$34.9 millionVerdict

$34.9 Million Verdict for Bus Driver Left Paralyzed After Jackknifed Silva Trucking Rig

Verdict · Sacramento County Superior Court · 2013

Won by Dreyer Babich Buccola Wood Campora.

A Sacramento County jury awarded $34,921,215 to Debra Hackett and her husband after a Silva Trucking tractor-trailer jackknifed on Highway 12 and left Debra paralyzed from the waist down with a traumatic brain injury.

What happened

On the morning of October 11, 2010, Debra Hackett was driving on Highway 12 near Isleton when a tractor-trailer owned by Silva Trucking, Inc. and operated by Elaine McDonold jackknifed across the roadway and collided with her vehicle. Hackett, then 56 and working as a bus driver, had no time to avoid the collision.

The impact was catastrophic. Hackett sustained multiple skull fractures, facial fractures, a spinal cord injury that left her paralyzed from the waist down, a traumatic brain injury, a fractured jaw, a lacerated liver, and broken ribs. The injuries ended her career and required extensive ongoing medical care.

The Hacketts filed suit in Sacramento County Superior Court against Silva Trucking and McDonold. Before trial, the defendants' insurers declined a global demand of $5,000,000. More than a year before trial, the Hacketts made a statutory offer of $12,500,000 under California Code of Civil Procedure section 998. The defense rejected that offer as well.
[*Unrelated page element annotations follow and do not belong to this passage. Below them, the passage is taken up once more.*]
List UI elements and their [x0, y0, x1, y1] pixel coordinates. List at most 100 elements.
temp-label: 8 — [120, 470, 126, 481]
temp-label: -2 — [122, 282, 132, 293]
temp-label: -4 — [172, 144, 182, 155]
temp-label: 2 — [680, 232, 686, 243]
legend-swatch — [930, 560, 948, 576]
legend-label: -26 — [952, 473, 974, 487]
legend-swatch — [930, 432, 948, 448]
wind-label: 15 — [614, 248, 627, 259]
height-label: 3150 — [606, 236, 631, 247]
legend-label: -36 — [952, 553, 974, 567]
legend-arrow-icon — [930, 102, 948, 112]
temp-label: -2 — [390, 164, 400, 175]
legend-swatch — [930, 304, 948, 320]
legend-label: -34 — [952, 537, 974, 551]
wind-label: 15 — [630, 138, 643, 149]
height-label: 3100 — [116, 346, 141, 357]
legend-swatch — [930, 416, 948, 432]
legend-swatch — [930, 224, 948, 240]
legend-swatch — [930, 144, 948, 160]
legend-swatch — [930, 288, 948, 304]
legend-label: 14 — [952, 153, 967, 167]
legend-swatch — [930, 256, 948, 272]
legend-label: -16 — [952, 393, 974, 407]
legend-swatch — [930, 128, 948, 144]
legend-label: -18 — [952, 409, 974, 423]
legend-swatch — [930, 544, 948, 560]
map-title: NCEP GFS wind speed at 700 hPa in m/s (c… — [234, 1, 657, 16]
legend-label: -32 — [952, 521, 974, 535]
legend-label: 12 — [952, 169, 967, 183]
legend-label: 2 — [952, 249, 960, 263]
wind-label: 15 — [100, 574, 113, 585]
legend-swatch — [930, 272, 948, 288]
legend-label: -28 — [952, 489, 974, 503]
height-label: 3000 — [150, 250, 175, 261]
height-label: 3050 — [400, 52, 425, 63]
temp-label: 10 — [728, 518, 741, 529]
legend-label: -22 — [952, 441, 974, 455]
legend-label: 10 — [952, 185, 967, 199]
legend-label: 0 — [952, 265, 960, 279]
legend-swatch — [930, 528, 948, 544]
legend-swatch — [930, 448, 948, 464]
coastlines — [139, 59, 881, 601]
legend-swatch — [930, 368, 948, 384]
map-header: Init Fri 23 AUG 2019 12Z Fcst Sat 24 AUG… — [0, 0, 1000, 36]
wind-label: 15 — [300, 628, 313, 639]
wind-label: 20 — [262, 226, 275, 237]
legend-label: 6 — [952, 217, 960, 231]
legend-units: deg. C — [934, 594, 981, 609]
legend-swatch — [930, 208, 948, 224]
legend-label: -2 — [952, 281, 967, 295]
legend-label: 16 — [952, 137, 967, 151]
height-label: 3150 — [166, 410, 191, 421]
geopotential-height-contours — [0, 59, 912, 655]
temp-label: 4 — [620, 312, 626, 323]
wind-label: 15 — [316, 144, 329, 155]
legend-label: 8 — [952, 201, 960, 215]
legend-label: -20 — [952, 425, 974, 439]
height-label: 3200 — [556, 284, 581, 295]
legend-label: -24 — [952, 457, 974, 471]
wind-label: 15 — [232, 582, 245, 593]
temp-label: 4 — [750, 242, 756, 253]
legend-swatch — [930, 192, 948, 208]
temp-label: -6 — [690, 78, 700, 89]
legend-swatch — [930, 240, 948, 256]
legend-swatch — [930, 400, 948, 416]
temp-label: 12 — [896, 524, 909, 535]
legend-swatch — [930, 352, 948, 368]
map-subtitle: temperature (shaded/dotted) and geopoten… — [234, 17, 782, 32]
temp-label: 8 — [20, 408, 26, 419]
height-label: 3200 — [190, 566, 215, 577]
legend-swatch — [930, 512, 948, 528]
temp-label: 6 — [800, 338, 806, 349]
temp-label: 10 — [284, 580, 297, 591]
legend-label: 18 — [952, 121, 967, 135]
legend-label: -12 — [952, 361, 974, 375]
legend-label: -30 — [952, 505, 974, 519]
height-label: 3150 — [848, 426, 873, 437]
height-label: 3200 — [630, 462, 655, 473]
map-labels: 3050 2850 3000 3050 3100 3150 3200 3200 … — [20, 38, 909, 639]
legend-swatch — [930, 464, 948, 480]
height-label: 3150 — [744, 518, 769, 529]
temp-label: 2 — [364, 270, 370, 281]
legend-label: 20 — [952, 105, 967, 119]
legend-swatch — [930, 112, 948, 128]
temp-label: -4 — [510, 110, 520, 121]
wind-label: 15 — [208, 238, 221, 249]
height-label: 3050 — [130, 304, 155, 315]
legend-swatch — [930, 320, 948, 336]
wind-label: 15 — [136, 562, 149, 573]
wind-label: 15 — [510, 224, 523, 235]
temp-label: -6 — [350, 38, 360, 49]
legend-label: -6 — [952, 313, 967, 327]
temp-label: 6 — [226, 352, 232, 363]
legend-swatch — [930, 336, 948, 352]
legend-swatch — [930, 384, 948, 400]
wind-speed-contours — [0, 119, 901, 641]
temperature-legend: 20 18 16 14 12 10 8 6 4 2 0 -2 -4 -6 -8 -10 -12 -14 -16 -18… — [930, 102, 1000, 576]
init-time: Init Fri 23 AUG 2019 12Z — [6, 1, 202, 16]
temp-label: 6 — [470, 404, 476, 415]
At trial, Robert Buccola of Dreyer Babich Buccola Wood Campora led the courtroom effort alongside colleagues Steven Campora, Robert Nelsen, and Ryan Dostart, with Eliot Reiner of Eliot Reiner APLC co-counseling. The defendants conceded negligence and causation, leaving the jury to decide the full scope of Debra Hackett's damages. The evidence presented covered her past and future medical needs, lost earnings as a bus driver, and the permanent nature of her paralysis and cognitive deficits.

On December 6, 2013, the jury returned a verdict of $34,921,215. Debra received nearly $32 million, including $1,176,069 for past economic loss, $16,745,146 for future economic damages, $5 million for past noneconomic loss, and $9 million for future noneconomic loss. Her husband William received $3 million for loss of consortium.

The award was reported at the time as the largest personal-injury jury verdict in Sacramento County history. Because the plaintiffs' section 998 offer had gone unanswered, they sought additional post-judgment costs. Defendants challenged that cost award on appeal, but the California Court of Appeal (Case No. C076745) rejected their contentions and affirmed the trial court's order in full. The underlying verdict was not disturbed.

Sources

This account is drawn from contemporaneous public reporting and the court record.